1Biology Department, College of Education, Salahaddin University, Kirkuk Road, Erbil, Kurdistan Region, Iraq 44001; 2Environmental Chemistry, Joseph Black Building, Glasgow University, Glasgow G12 8QQ, Scotland, UK.
*Correspondence | Dara Jaff, Biology Department, College of Education, Salahaddin University, Kirkuk Road, Erbil, Kurdistan Region, Iraq 44001; Email: d95uk@yahoo.co.uk
ABSTRACT
Barley genotypes selected by farmers or breeders for dry climates need to cope with wide variation in rainfall from year to year. Vigorous vegetative growth is needed for yield when drought terminates growth early, but this character can lead to lodging in years with above average rainfall. Barley cultivars and landraces bred adapted to these conditions have thinner straw than higher-yielding cultivars adapted to more favourable growing conditions and may lodge in a different way. Using straw dimensions and material properties derived from Kurdish landraces of barley, a finite element model of lodging straw under wind and gravity loading was constructed. Bending moments due to gravity and wind were explicitly calculated.

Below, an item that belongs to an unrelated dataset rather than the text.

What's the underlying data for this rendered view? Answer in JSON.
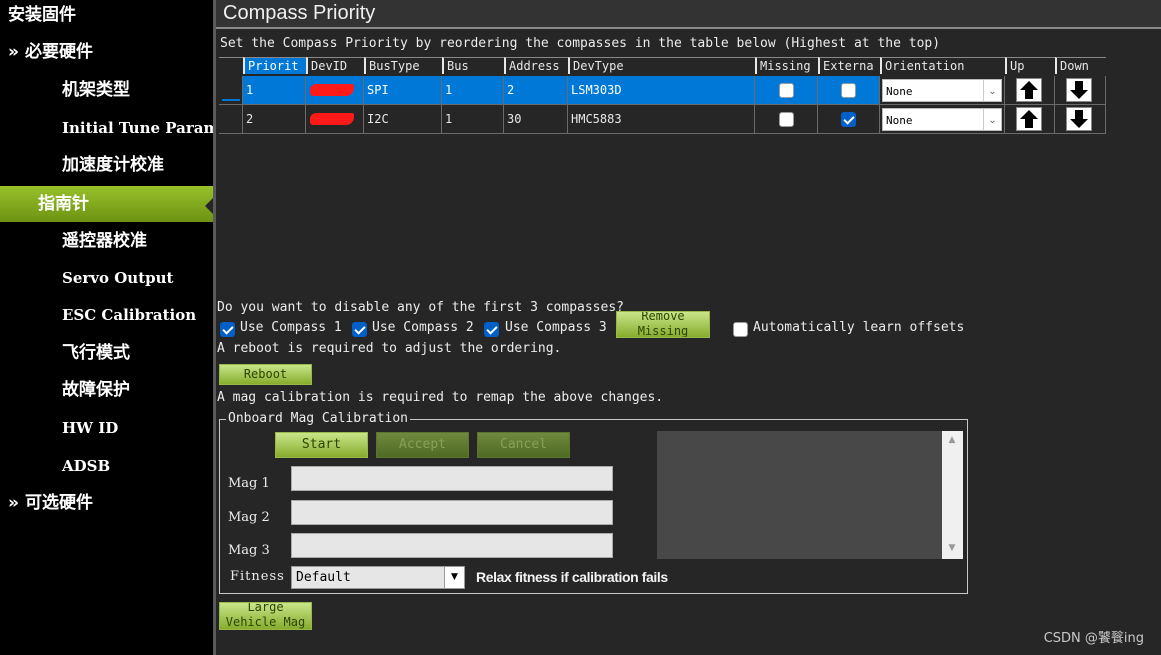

For the thin-strawed landrace phenotypes, as lodging progressed, gravity became the dominant influence. The model was used to prioritise different straw parameters that influence lodging. Increasing straw diameter was the most promising way to improve resistance to lodging, since diameter showed more variation than straw length and gave greater gains in stiffness than increasing the longitudinal modulus of the straw material.